Конечно же, мы не двинули по многолюдным магазинам, а закатились в ближайшее кафе-мороженое и там благополучно проели пятнадцать рублей из папиного заработка. Черт уже так освоился со мной, что, когда официант принес сдачу — десять рублей, — он потянулся к ней, как к своей кровной. Мне не понравилась его рука: тонкие, детские, ленивые пальцы, небрежно тянущиеся к несвежей, замызганной десятке. В Чертовой руке было столько хамства, пренебрежения, высокомерия врожденного, кем-то привитого, неискорененного, что меня, помню, даже в пот бросило. У мальчишек должны быть шершавые руки, в царапинах, ссадинах, в черточках от шариковых авторучек, может быть, даже не с очень вымытыми ногтями, в цыпках и бугорках, — руки будущих мужчин, а не холеной цацы, на которых так и написано, аж светится: «Я вас всех видал, плебеев».
Помню, я легонько стукнула Черта по пальцам — они от неожиданности дрогнули и сжались в кулак, как щупальца молоденького осьминога, — и сама взяла жалкую десятку. Черт хмыкнул, я хмыкнула в ответ. И мы пошли гулять по городу.
Если честно, мне понравилось гулять с Чертом. Как только мы оказались на улице и свернули на ближайший бульвар, я тут же забыла про его руки и то неприятное ощущение, которое испытала несколько минут назад. Высокий, улыбчивый, красивый мальчик шел рядом и снисходительно слушал мою болтовню. Город был наш, апрель был наш, и я ощутила, что влюбилась.
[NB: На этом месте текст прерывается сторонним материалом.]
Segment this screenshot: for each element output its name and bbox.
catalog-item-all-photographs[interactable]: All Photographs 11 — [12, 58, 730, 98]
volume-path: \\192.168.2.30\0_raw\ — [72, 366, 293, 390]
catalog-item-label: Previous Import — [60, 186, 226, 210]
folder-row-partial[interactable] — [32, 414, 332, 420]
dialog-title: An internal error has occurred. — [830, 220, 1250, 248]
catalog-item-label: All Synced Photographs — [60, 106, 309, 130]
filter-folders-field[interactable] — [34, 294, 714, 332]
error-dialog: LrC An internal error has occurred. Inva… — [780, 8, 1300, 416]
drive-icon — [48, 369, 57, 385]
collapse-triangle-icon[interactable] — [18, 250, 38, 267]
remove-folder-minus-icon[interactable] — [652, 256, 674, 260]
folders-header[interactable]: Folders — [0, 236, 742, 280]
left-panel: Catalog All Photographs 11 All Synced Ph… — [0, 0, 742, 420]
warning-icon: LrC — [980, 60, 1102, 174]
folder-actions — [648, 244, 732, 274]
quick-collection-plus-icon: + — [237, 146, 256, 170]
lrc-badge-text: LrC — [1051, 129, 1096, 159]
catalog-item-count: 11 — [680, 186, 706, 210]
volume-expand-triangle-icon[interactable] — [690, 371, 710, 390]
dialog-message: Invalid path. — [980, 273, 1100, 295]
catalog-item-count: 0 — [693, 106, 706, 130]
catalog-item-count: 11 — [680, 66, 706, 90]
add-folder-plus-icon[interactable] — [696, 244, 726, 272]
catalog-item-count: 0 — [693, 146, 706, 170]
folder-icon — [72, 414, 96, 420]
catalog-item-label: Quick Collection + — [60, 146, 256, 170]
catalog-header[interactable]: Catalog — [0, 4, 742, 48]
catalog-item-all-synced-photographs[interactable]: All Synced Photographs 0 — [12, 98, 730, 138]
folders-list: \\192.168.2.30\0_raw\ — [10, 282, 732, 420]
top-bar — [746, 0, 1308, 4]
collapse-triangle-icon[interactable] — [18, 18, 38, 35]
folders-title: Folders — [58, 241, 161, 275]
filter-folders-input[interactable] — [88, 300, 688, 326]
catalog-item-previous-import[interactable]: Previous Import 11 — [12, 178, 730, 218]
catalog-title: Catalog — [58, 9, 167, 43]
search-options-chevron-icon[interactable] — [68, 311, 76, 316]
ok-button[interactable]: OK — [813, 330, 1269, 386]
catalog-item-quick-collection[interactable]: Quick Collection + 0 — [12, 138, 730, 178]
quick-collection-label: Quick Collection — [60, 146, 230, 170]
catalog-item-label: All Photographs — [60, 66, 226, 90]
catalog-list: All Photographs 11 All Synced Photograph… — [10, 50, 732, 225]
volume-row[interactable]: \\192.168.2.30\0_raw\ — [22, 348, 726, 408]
О чем мы говорили? В чем была притягательность наших разговоров и встреч? Почему почти ежедневно, невзирая на страх перед надвигающимися выпускными экзаменами, на бесконечную подготовку к ним, я стремилась к Черту, прогуливая консультации, наплевав на учебники?
Сейчас нечего и вспомнить из тех разговоров. Больше говорила я, чем он: придумывала занимательные истории про папу — член-кора, делилась впечатлениями от прослушанных новых записей из фонотеки Светки Павловой, трепалась о кинофильмах, расписывала свое прекрасное литературное великое будущее и так далее, и тому подобное. Наши беседы оказались словесным сором, шелухой, их развеяло время без следа и пыли.